Abstract

This review describes the naturally occurring mechanisms in cereals that lead to a reduction of Fusarium trichothecene mycotoxin accumulation in grains. A reduction in mycotoxin contamination in grains could also limit fungal infection, as trichothecenes have been reported to act as virulence factors. The mechanisms explaining the low toxin accumulation trait, generally referred to as type V resistance to Fusarium, can be subdivided into two classes. Class 1 includes mechanisms by which the plants chemically transform the trichothecenes, leading to their degradation or detoxification. Among the detoxification strategies, glycosylation of trichothecenes is a natural process already reported in wheat. According to the structure and the toxicity of trichothecenes, two other detoxification processes, acetylation and de-epoxidation, can be expressed, at least in transgenic plants. Class 2 comprises mechanisms that lead to reduced mycotoxin accumulation by inhibition of their biosynthesis through the action of plant endogenous compounds. These include both grain constitutive compounds and compounds induced in response to pathogen infection.
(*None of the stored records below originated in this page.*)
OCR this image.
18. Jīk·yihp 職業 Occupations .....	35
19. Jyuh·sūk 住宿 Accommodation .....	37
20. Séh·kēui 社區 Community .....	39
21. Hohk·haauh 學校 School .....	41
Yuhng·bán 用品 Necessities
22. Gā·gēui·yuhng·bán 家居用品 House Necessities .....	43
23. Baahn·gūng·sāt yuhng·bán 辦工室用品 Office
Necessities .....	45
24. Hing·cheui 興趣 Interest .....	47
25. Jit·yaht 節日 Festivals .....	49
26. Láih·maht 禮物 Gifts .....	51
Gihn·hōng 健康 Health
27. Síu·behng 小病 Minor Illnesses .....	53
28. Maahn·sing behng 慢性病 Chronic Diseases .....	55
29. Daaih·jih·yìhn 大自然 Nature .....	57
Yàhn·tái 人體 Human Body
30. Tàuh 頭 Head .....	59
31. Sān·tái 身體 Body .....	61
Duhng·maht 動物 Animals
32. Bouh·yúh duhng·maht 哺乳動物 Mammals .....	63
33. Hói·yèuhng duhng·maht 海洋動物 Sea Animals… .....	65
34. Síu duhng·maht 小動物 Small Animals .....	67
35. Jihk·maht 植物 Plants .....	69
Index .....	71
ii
There are already many compounds with antioxidant properties, like phenolic compounds, peptides or carotenoids, and with prooxidant properties, like hydrogen peroxide or linoleic acid-derived hydroperoxides, that have been described as ‘modulators’ of mycotoxin biosynthesis. This review addresses for the first time different studies reporting specific in vitro effects of such compounds on the biosynthesis of Fusarium mycotoxins. A better understanding of the natural processes limiting accumulation of trichothecenes in the plant will open the way to the development of novel breeding varieties with reduced ‘mycotoxin risk’.